Here are some ways that product operations might function differently between models:
Tool Management Product-led: select and manage tools that optimize PM workflows Product-enabled: govern tools across multiple teams that intersect with product Process Standardization Product-led: codify best practices for autonomous product teams Product-enabled: operationalize alignment between product and other business units Planning Support Product-led: facilitate team-level planning within OKR or outcome-based frameworks Product-enabled: architect the planning model and translate strategy into initiatives and quarterly plans Data & Insights Product-led: provide analytics for faster product decisions Product-enabled: surface impact across systems, workflows, and internal adoption Discovery Enablement Product-led: support user interviews and product experiments Product-enabled: enable discovery across internal tools, policies, workflows, and constraints Cross-Functional Coordination Product-led: help PMs work with design, engineering, and GTM Product-enabled: operationalize collaboration across business units, operations, and compliance Communication Infrastructure Product-led: improve visibility into roadmaps and metrics Product-enabled: build shared language and artifacts that translate product work for the business Onboarding & Training Product-led: ramp up PMs on tools and customer context Product-enabled: train PMs to navigate org complexity, decision rights, and cross-functional dynamics
The reasons for the functional differences for a product ops team in product-enabled businesses come down to three things:
The product operations team needs to reflect an organization where the product org is reliant on stakeholder partnership to execute on business strategy, so it is less self-contained optimization and more outward-facing.

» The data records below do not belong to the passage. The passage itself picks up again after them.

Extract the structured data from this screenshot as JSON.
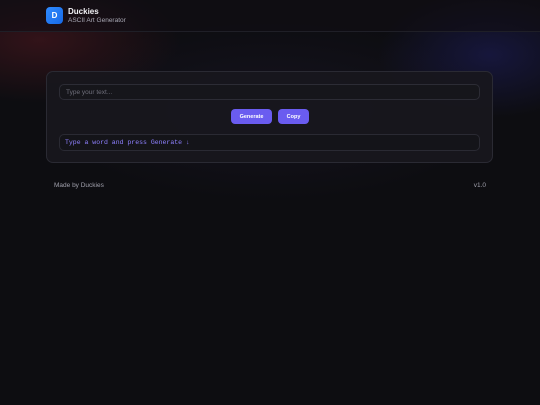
{
  "app": {
    "logo_letter": "D",
    "name": "Duckies",
    "subtitle": "ASCII Art Generator"
  },
  "input": {
    "placeholder": "Type your text...",
    "value": ""
  },
  "buttons": {
    "generate_label": "Generate",
    "copy_label": "Copy"
  },
  "output": {
    "text": "Type a word and press Generate ↓"
  },
  "footer": {
    "credit": "Made by Duckies",
    "version": "v1.0"
  },
  "colors": {
    "accent": "#6a5cf0",
    "logo": "#2f8bff",
    "output_text": "#8e80ff",
    "background": "#0d0d11"
  }
}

Shared processes need to be inclusive of teams that manage internal-facing products and 3rd party tools, which often differ, especially in discovery and measurement.

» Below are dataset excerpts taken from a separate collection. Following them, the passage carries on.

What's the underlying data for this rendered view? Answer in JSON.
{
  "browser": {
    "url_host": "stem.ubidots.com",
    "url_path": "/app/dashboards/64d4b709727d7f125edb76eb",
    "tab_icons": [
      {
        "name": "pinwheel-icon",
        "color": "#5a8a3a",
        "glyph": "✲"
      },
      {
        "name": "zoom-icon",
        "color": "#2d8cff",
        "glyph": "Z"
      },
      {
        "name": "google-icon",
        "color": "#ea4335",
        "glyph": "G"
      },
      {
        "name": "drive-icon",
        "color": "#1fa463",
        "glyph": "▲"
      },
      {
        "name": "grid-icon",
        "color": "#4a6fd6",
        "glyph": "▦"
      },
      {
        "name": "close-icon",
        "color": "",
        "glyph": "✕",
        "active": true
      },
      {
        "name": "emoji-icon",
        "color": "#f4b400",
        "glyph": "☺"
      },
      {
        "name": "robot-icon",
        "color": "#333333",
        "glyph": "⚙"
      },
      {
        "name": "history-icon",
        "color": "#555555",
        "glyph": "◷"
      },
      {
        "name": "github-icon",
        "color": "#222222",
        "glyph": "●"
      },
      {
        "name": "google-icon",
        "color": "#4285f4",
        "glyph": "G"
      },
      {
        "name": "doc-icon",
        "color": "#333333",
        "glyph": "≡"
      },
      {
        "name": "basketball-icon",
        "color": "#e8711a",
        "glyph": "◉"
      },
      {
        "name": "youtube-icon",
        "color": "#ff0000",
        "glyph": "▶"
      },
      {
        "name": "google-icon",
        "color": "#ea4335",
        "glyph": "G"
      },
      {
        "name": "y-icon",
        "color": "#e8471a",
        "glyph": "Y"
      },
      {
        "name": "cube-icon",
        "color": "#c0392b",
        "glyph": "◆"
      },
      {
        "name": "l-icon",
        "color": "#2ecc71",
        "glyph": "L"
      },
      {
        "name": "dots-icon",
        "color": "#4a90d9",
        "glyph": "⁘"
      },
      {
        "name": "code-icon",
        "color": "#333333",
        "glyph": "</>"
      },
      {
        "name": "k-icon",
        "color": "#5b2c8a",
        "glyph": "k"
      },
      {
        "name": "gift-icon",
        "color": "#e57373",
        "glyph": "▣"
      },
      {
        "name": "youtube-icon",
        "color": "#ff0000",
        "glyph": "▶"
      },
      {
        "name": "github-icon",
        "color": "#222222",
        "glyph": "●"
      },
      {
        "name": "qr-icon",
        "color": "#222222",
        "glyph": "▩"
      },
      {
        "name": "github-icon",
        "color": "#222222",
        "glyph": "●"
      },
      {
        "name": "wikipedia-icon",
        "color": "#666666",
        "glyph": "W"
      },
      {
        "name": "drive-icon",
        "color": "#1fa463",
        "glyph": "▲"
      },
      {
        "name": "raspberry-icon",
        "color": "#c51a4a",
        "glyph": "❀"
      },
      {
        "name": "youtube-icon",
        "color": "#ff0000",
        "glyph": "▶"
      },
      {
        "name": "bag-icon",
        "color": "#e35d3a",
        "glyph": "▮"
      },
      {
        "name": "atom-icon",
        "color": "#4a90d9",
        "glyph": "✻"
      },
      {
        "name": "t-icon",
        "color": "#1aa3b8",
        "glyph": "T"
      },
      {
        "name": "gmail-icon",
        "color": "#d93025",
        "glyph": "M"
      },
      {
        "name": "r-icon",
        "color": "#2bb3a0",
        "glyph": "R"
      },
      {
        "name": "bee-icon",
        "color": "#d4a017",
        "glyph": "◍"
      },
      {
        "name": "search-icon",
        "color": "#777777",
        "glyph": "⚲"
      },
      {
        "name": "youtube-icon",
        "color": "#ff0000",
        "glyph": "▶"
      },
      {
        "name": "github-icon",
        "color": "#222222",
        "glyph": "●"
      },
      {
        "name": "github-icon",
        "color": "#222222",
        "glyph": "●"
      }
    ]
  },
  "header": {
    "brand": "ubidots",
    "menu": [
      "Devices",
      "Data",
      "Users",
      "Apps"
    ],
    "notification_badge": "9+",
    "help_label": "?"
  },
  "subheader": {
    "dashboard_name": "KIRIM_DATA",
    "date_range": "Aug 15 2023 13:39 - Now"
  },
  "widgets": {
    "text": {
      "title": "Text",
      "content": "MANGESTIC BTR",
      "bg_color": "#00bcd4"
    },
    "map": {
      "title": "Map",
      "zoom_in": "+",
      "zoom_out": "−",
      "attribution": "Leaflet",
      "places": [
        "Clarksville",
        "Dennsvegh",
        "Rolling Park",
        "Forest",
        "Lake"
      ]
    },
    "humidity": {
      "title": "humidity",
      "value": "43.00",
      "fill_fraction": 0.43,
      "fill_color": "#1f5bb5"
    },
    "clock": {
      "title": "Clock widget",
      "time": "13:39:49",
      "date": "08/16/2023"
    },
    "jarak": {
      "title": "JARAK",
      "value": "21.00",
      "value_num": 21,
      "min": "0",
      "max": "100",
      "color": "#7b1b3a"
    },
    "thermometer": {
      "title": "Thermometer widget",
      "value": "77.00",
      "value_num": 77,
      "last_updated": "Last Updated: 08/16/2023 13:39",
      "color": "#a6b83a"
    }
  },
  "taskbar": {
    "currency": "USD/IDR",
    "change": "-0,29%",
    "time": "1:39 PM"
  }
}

Understanding of product management outside the org is usually limited, and thus communication from product teams to stakeholders and leadership requires a different type of “translation.”
In a product-enabled model, operations is not an optimization function. You’re not making a machine more efficient. You’re making the machine possible.

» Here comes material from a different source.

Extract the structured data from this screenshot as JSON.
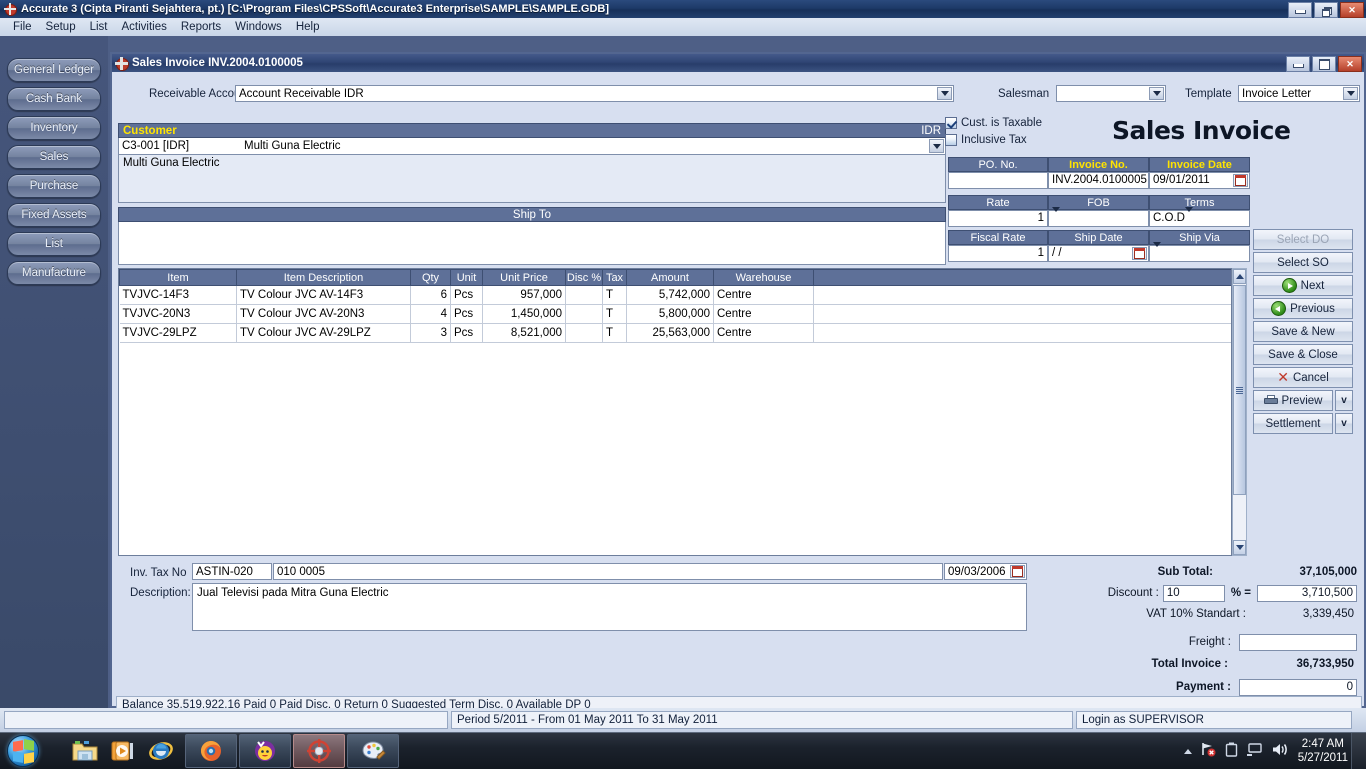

Common Missteps in Structuring Product Ops
Even when the need for product operations is clear, many organizations misapply the function. They focus on surface-level fixes or default to familiar structures without addressing the deeper operational needs of a product-enabled company. A few familiar traps:
Mistaking tools for systems - buying a roadmap tool doesn’t fix your prioritization problem, because prioritization isn’t an exercise in documenting things in order; it’s a cross-functional alignment activity.
Treating product ops as support - product ops is a strategic function, not meant to be meeting note-takers or meeting coordinators. Their function needs authority, not access.
Under-resourcing the function - one overwhelmed ops lead cannot solve a systems-level problem across many teams; you can’t scale operations with a spreadsheet and one smart person.
Copying rituals without clarifying purpose - a ritual like quarterly planning only works if it reflects the way your organization makes decisions; without clarity and customization, it’s too superficial to have long-term impact.
Forgetting to operationalize transformation - new ways of working disintegrate quickly if they’re not baked into the daily structure of how product happens.
Failing to align well with finance and investment processes - product plans need to be connected to how the business allocates funding and resources; product ops is the best way to bridge the gap between prioritization and investment, specifically translating roadmaps into finance language.
What It Takes
To build product operations in a product-enabled company, you start by acknowledging the real constraints: strategy lives outside the product organization, execution requires orchestration, and your product managers are probably doing too much with too little support.
Product operations, in this model, is the infrastructure that makes product possible, not just more efficient. It creates the connective structures, shared language, and systemic support that turn strategic intent into durable execution.
This article is the first in a series exploring what it takes to make product work in the real-world complexity of non-tech, product-enabled organizations.